Amnesty is always the Solution for Immigration Advocates

Soon after 9/11, immigration activists began a full-scale lobbying effort to encourage Congress to pass an illegal alien amnesty. Their stance was that if illegal aliens received lawful permanent residency, then they would, in the advocates’ terminology, “come out of the shadows.” In the end, the narrative continued, newly legalized aliens would become citizens, embrace the American way, and those that once harbored ill-will against the United States, like the 9/11 terrorists, would eventually assimilate.

Amnesty just months after 9/11 was, on its face, an impossible-to-sell idea, mainly because most of the 9/11 perpetrators were not “in the shadows,” but legally present. In his report, “The Open Door: How Militant Islamic Terrorists Entered the United States, 1993-2001,” Steven A. Camarota found that at the time they committed their crimes, 16 terrorists of the 48 total involved, directly or indirectly, were on temporary visas, mostly tourist visas; 17 were Lawful Permanent Residents or naturalized U.S. citizens, and 12 were illegal aliens.

But amnesty is like the proverbial cork; right after it’s submerged into water, the cork pops back up. In the more than two decades since 9/11, amnesties large and small have been defeated, but swiftly reappeared in other bills. Some amnesties have been introduced in Congress, and were significant in their scope: the 2005 McCain-Kennedy bill and the 2013 Gang of Eight bill. Although heavily promoted as bipartisan and reformative, both nevertheless died in Congress. The most recent amnesty effort wasn’t as straightforward as the previous two. Although amnesty wasn’t advertised as its primary feature, Build Back Better still would have granted the biggest mass pardon in history, about 6.5 million aliens, and would cost taxpayers about $111 billion.

For today, BBB in its massive fiscal totality is stalled. Without missing a beat, however, the amnesty-or-bust crowd is back to work with another far-fetched angle that it should be embarrassed to advance. Their proposed solution to stall raging inflation: press on with BBB’s amnesty via a parole provision that would grant work authorization to illegal immigrants. Sen. Jon Tester (D-Mont.) tweeted that “a comprehensive immigration reform bill,” code words for amnesty, “would help cut inflation.” Sen. Dick Durbin (D-Ill.), who has spent his 30-plus years in Congress voting “yea” for the majority of the immigration expansion bills put before him, agrees. When reporters asked Durbin to share his thoughts about the new amnesty pitch, the Senate Judiciary Chair said: “Oh, most certainly … If there are more workers filling those jobs, it’s deflationary.”

Clemson University energy and sustainability professor Mark Thies wrote a Newsweek opinion piece titled “The Democrats Plan to Fix Inflation: Squeeze Blue-Collar Americans” that chronicled the multiple fallacies in Democrats’ talking points, reiterated year after year but never proven, that immigration benefits Americans. This time around, Democrats illogically argue that more immigration and amnesty will help curb the 40-year high inflation rate that’s crippling the middle class. While it’s true that importing more foreign workers who will become U.S. consumers grows the economy and increases GDP, it’s equally true and much more consequential that more foreign-born consumers don’t increase per-capita GDP. Fundamental economic theory proves that the overwhelming majority of immigration-driven increases in economic activity goes to the immigrants themselves in the form of wages and other compensation. Immigration doesn’t benefit the native-born population.

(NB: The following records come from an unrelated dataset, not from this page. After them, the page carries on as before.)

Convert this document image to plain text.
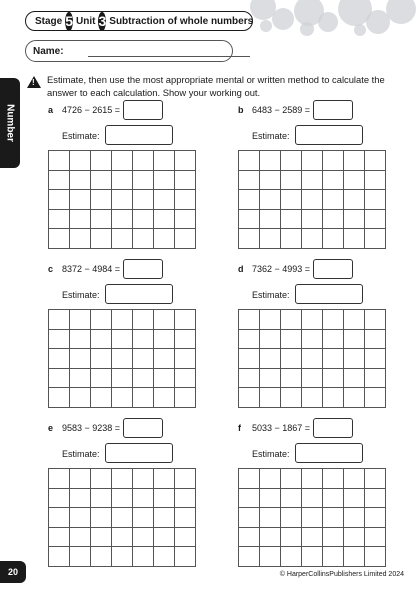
Stage 5 Unit 3 Subtraction of whole numbers
Name:
Number
! Estimate, then use the most appropriate mental or written method to calculate the answer to each calculation. Show your working out.
a 4726 − 2615 =
Estimate:
b 6483 − 2589 =
Estimate:
c 8372 − 4984 =
Estimate:
d 7362 − 4993 =
Estimate:
e 9583 − 9238 =
Estimate:
f 5033 − 1867 =
Estimate:
20	© HarperCollinsPublishers Limited 2024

Should the Democrats’ amnesty vision come true, every paroled or amnestied immigrant will receive lifetime valid work authorization that will enable him to compete with or displace an American worker. If BBB provides millions more work-authorized immigrants, then also add the 1 million lawful permanent residents who arrive annually, the roughly 750,000 temporary guest workers, the asylum and refugee arrivals, and the conclusion is that the U.S. has an immigrant labor overage at a time when millions of Americans are unemployed or underemployed. Not yet considered are last year’s 2 million illegal immigrant border surgers who will stay in the U.S. permanently, and will eventually get employment authorization or, alternatively, enter the underground economy. More cheap labor is a constant threat to working Americans’ job security, inconsequential to congressional Democrats.

Independent and undecided voters wonder what’s happened to the traditional Democratic Party that once prided itself as working Americans’ staunchest ally. The Democratic Party of old is long gone, and today is willfully determined to undermine U.S. citizens’ economic best interests in order to advance the elite donor class. With the 2022 mid-term elections less than nine months away, analysts wonder whether Democrats will shift to the middle to woo the swing voters they’ll need in order to keep their congressional majority. So far, no indication has surfaced that a course change is in the immediate future. So that all Americans may prosper, the U.S. needs Democrats of the mindset from an earlier era to return to the fold. As President Theodore Roosevelt often said, if federal policies don’t work for everyone, they don’t work for anyone.